The positive side is only seen when they have exhausted all the negative side to see, know and understand it's not them, but just the situation and conditions they're in at the time. Then they can see some positive signs and light to feel a little happy.
And that's the hardest thing they do at times, just exist without instinctively plunging into the depths of being negative and feeling depressed. Treading mental water is hard work, sometimes the hardest thing they do some days.
And to tell them to get over it is totally stupid and dumb, and only makes them feel worse because they can't simply do that. It takes a lot of time, energy and discipline, often rare commodities to them. They need friends who know that and find ways to be there quietly and gently nudge them away from falling into depression.

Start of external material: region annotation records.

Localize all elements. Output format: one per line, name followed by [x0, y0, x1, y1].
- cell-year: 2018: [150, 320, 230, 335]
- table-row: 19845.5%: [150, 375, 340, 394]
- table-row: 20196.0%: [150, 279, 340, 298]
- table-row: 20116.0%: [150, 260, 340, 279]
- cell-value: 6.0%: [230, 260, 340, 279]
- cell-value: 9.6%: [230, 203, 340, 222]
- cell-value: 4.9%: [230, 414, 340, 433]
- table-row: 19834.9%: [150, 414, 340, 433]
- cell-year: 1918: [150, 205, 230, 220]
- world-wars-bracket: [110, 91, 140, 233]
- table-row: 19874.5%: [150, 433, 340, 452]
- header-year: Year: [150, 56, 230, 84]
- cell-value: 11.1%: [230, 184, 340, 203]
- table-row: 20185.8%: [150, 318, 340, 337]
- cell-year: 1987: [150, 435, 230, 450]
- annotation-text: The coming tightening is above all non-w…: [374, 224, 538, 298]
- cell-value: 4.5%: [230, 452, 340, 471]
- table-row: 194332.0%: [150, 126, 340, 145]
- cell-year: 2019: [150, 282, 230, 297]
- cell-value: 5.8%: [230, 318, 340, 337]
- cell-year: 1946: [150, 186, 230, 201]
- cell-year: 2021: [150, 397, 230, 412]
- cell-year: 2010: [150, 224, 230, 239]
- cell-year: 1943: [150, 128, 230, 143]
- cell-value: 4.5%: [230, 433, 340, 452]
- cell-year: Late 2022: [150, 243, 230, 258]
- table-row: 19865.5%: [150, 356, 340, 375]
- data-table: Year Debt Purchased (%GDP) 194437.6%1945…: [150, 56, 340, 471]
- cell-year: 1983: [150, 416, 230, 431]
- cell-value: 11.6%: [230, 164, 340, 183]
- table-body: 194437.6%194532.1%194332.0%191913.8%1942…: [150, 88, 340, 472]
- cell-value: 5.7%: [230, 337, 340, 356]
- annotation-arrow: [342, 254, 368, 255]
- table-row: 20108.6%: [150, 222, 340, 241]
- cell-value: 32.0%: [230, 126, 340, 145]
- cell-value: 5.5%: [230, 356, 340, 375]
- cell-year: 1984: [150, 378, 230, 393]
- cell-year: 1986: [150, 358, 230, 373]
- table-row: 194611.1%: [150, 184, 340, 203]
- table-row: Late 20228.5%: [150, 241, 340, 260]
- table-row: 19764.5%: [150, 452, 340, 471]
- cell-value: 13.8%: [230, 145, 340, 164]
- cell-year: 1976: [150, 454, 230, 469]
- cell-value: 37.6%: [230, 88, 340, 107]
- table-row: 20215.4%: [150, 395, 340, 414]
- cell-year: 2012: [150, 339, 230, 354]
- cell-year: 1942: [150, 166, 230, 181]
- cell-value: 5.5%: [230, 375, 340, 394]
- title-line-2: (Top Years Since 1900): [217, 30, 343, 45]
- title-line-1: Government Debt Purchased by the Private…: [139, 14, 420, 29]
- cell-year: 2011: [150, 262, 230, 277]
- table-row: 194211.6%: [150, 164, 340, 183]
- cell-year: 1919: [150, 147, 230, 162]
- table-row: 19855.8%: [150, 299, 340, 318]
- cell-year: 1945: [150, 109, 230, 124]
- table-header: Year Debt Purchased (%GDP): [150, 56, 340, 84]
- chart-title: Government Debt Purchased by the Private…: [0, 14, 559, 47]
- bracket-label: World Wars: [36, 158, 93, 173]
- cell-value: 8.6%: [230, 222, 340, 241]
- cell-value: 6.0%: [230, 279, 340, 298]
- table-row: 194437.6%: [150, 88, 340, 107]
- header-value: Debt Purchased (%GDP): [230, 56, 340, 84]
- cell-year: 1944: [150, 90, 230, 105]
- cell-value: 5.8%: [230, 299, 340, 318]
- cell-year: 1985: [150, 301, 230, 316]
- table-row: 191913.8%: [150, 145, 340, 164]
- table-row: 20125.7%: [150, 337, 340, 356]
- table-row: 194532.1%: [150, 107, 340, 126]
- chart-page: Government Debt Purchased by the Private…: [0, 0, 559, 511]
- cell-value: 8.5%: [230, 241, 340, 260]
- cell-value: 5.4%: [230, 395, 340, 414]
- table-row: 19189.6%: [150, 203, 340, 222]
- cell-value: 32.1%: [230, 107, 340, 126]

And friends will often discover they already know that and already know what others will try to do to help, knowing these people mean well, but also knowing, for the most part, they're wasting their time on you.
These people often know the signs things aren't going well mentally and emotionally and often know how to combat them to either avoid falling faster or finding ways to stablize themselves when and where they can start to feel better.
For me the signs are not wanting to go anywhere except if I have to go, not laughing or thinking about humorous ideas, not being spontaneous and silly-stupid, and not listening to music, lots of music. And most of all not exercising.
I can't run since my pinched Siatic nerve left the front of my right leg numb from above the knee to the ankle. It buckles under stress of runing, lifting, etc. I reverted to walking long distances, like 5-6 miles a few times a week. This helped some but often not enough.
What I haven't needed are friends, my therapist, and others who tell me what to do or what to think. I need them to smile and ask me questions which makes me think about it and what I'm thinking. And that's the key, being funny and making me smile.
And change doesn't come from others. It comes from the person thinking and feeling about themselves. The others and the world provides clues and ideas, but the solution is found within the person, in their own way and in their own time.
Even then, though, it will always be a measured or an incremental change and will always reach a point for their own sense of happiness, not other people's idea of happiness. We know it's all relative and we'll take and keep what sustains us and prevents us from falling into depression, again.
That's what they don't undestand. Now if they cared enough to remember it.